Yapı kayıt belgesinin sağladığı olanaklar ise şu şekilde ifade edilebilir: Kanun maddesine göre “Yapı kayıt belgesi verilen yapılarla ilgili İmar Kanunu uyarınca alınmış yıkım kararları iptal edilir. Yapı ruhsatı alıp da yapı kullanma izin belgesi almamış veya yapı ruhsatı bulunmayan yapılarda, yapı kayıt belgesi ile maliklerin tamamının muvafakatinin bulunması ve imar planlarında umumi hizmet alanlarına denk gelen alanların terk edilmesi halinde yapı kullanma izin belgesi aranmaksızın cins değişikliği ve kat mülkiyeti tesis edilebilir.“ Yapı kayıt belgesi, yapının yeniden yapılmasına veya kentsel dönüşüm uygulamasına kadar geçerlidir.” Aşağıda listelenen yapılar Madde hükümlerinden yararlandırılamaz:

  • Üçüncü kişilere ait özel mülkiyete konu taşınmazlarda bulunan yapılar,
  • Kesinleşmiş planlar neticesinde sosyal donatı alanı olarak belirlenmiş ve Maliye Bakanlığı’nca aynı amaçla değerlendirilmek üzere ilgili kurumlara tahsis edilmiş Hazineye ait taşınmazlar üzerindeki yapılar,
  • 18/11/1983 tarihli ve 2960 sayılı Boğaziçi Kanunu’nda tanımlanan Boğaziçi sahil şeridi ve öngörünüm bölgesi içinde, 3194 sayılı Kanunun geçici 16. maddesi uyarınca adı geçen Kanuna eklenmiş olan kroki ile listede sınır ve koordinatları gösterilen alanda yer alan yapılar,
  • İstanbul Tarihî Yarımada içinde 3194 sayılı Kanunun geçici 16. maddesi uyarınca adı geçen Kanuna eklenmiş olan kroki ile listede sınır ve koordinatları gösterilen alanlarda yer alan yapılar,
  • 19/05/2014 tarihli ve 6546 sayılı Çanakkale Savaşları Gelibolu Tarihî Alan Başkanlığı Kurulması Hakkında Kanun’un 2. maddesinin birinci fıkrasının (e) bendinde belirlenmiş tarihî alanda yer alan yapılar,

Geçici 16. madde ile kesin olarak yapı kayıt belgesi düzenlenemeyecek olanlar yukarıdaki listelenmiş iken, bu maddenin bazı fıkralarında özel kanunlar kapsamında kalan yapı kayıt belgesi almış yapılar için bazı işlemlerin yapılamayacağından bahsedilmektedir.

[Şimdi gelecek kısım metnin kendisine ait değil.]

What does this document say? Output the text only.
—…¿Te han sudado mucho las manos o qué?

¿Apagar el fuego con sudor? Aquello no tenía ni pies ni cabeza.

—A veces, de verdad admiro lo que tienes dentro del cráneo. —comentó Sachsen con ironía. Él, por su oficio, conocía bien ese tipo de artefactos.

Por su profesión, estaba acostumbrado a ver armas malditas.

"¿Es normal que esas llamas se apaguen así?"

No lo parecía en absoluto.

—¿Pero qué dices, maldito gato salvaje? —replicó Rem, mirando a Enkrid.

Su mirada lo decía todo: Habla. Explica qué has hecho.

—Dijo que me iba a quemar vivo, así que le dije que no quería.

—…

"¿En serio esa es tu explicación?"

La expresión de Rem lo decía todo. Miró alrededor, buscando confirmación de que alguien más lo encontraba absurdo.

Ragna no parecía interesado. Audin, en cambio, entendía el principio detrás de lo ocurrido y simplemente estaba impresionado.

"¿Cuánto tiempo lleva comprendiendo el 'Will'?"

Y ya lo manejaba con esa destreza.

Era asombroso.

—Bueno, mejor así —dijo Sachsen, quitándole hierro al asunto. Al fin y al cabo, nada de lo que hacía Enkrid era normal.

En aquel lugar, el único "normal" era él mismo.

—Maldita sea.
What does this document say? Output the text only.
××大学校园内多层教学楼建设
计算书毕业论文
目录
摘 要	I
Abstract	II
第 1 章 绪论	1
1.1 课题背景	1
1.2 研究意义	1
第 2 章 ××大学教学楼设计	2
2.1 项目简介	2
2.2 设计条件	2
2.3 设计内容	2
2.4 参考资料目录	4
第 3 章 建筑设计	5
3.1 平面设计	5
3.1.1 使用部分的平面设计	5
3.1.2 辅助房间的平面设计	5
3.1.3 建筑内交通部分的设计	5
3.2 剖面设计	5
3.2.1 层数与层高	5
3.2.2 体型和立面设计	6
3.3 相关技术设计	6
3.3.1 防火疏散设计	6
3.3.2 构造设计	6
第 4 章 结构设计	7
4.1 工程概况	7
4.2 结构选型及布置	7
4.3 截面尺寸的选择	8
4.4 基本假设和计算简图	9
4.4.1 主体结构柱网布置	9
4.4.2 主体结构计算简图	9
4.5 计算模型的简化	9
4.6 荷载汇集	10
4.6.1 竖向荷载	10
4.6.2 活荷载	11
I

Örneğin, “Yapı Kayıt Belgesi alınan yapıların Hazineye ait taşınmazlar üzerine inşa edilmiş olması halinde, bu taşınmazlardan ‘özel kanunlar’ kapsamında kalan ve bu özel kanunlara göre değerlendirilmesi gerekenler dışında kalanlar Bakanlığa tahsis edilir. Tahsis işleminden sonra, Yapı Kayıt Belgesi sahipleri ile bunların kanuni veya akdi haleflerinin talepleri üzerine bu taşınmazlar Bakanlıkça rayiç bedel üzerinden doğrudan satılır.”

Çevre ve Şehircilik Bakanlığı’nca çıkarılan, Yapı Kayıt Belgesi Verilmesine İlişkin Usul ve Esasları belirleyen Tebliğe(5) 12.10.2018 tarih ve 27553936-120.18(020)-E.2857391 sayılı Makam Oluru ile eklenen paragrafta; tebliğde geçen, yapı kayıt belgesi düzenlenemeyecek yapılar başlıklı 8. maddesi kapsamı dışında kalan, tapu kütüğünün beyanlar hanesinde belirtme bulunanlar için 2010/4 sayılı genelgenin(6) 24. maddesinin 16. fıkrasına göre ilgili idarenin olumlu kararının aranması gerekir. Tapu ve Kadastro Genel Müdürlüğü’nce yayımlanan 2010/4 sayılı Genelgenin 24. maddesinin 16. fıkrası şu şekildedir: “Tapu kütüğünün beyanlar hanesinde ‘korunması gerekli taşınmaz kültür varlığıdır’ belirtmesi bulunan kültür varlıkları ile arkeolojik sit alanı ve doğal sit alanında kalan parsellerdeki yapılaşmaya yönelik cins değişikliği taleplerinde ilgili idarenin olumlu kararının aranması gerekir.” (Resim 1)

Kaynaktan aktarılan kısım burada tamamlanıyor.